Samedi
Pour Henri Perowne – neurochirurgien réputé, mari heureux, père comblé d’un musicien de blues et d’une poétesse – le monde tel qu’il est lui convient parfaitement : il aime cet Occident libre et démocratique, cette société d’abondance, et se félicite à chaque instant de la vie qu’il mène. Et ce samedi aurait dû être un samedi comme les autres. Et pourtant… Un embouteillage provoqué par une manifestation contre la guerre en Irak, un banal accrochage, et voilà la violence qui surgit dans son existence protégée. Henry aura beau tenter de reprendre le fil de sa journée, ses vieux démons et le chaos du monde le rattraperont sans cesse durant ces vingt-quatre heures, au terme desquelles plus rien ne sera jamais comme avant.

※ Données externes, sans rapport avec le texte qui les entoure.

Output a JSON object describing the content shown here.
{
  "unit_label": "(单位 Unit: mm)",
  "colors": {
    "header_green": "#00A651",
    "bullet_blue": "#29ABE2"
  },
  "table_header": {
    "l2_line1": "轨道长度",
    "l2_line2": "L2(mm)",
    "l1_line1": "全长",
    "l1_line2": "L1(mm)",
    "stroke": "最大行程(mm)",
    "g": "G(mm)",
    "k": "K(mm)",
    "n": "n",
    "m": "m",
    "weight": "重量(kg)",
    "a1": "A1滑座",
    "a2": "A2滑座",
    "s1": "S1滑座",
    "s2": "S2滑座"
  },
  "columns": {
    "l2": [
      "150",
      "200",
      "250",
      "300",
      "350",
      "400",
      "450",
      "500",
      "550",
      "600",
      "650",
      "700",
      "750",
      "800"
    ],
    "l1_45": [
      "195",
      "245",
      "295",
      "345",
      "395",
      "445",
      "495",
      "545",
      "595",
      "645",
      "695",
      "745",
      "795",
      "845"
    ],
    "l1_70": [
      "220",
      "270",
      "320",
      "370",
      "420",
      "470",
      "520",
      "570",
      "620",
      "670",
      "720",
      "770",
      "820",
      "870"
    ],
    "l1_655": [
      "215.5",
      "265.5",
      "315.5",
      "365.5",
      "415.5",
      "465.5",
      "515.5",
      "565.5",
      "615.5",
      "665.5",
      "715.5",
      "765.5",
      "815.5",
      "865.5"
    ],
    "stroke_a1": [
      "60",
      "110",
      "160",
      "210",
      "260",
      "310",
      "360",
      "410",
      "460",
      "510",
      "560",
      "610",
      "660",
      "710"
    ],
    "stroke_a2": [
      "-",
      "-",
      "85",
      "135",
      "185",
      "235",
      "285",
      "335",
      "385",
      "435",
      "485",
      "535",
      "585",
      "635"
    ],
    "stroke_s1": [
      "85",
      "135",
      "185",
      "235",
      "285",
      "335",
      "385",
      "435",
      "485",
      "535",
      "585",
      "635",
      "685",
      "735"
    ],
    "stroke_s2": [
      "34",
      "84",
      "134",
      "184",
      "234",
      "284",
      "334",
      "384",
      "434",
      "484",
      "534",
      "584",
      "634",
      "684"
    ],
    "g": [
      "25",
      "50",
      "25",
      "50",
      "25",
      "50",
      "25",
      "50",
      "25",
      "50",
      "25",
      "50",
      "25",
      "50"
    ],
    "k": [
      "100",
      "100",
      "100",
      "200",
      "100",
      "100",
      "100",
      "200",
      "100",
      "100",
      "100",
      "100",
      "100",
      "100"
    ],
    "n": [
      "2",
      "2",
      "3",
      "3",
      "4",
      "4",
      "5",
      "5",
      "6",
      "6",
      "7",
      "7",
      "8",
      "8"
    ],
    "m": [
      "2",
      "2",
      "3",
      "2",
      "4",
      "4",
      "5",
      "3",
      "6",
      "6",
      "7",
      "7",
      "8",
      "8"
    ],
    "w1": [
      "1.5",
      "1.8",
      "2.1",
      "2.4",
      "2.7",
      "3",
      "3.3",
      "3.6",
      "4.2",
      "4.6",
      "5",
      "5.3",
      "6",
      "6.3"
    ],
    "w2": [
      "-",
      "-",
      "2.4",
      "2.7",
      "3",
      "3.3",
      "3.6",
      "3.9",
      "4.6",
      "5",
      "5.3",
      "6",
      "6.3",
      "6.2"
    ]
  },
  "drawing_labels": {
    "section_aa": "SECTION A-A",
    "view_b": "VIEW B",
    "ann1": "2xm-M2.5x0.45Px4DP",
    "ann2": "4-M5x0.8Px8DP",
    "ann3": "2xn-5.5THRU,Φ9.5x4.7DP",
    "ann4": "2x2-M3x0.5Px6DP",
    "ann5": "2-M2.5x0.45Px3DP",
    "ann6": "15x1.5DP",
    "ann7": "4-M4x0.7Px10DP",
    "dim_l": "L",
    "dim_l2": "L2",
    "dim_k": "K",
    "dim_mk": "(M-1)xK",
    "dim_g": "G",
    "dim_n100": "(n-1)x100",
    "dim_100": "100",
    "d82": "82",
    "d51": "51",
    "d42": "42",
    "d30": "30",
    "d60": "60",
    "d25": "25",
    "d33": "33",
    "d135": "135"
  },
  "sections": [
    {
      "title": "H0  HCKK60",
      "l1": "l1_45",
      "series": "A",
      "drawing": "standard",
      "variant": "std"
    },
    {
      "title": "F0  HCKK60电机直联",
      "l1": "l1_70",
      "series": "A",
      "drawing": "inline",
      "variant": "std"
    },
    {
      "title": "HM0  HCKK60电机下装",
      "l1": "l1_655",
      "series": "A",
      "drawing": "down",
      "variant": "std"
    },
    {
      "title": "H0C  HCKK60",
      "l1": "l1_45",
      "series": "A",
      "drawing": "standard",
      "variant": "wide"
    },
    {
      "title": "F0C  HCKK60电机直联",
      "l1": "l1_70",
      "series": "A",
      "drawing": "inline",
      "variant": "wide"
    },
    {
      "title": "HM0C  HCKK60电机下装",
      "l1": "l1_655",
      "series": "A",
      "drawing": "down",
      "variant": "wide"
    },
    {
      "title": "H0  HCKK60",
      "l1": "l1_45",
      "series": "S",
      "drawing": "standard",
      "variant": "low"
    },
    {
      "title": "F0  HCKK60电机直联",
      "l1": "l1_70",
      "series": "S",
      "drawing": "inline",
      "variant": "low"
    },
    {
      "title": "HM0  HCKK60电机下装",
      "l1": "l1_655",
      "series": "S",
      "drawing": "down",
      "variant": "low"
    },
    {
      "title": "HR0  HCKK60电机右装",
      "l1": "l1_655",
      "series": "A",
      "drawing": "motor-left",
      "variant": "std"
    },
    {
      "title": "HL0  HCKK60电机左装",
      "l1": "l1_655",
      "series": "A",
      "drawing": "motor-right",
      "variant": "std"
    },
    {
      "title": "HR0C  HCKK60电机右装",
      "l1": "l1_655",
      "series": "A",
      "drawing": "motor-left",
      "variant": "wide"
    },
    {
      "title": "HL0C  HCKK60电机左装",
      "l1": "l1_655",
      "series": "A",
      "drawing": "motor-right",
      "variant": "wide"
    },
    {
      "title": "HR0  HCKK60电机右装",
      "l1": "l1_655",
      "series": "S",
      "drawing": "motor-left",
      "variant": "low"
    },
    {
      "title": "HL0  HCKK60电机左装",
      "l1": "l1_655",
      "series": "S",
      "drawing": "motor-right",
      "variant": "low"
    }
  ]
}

Tout en faisant diaboliquement monter le suspense, McEwan entrelace événements planétaires et privés avec une telle virtuosité que cet étrange samedi devient la métaphore de toute une vie, de toutes nos vies fragiles d’Occidentaux pris dans la tourmente de ce début de millénaire. Et cette réflexion profonde sur le hasard et le destin, les pouvoirs respectifs de la science et de l’art, la quête d’un sens qui résisterait à la mort, nous montre une fois de plus, après Expiation, un romancier parvenu à la plénitude de son talent.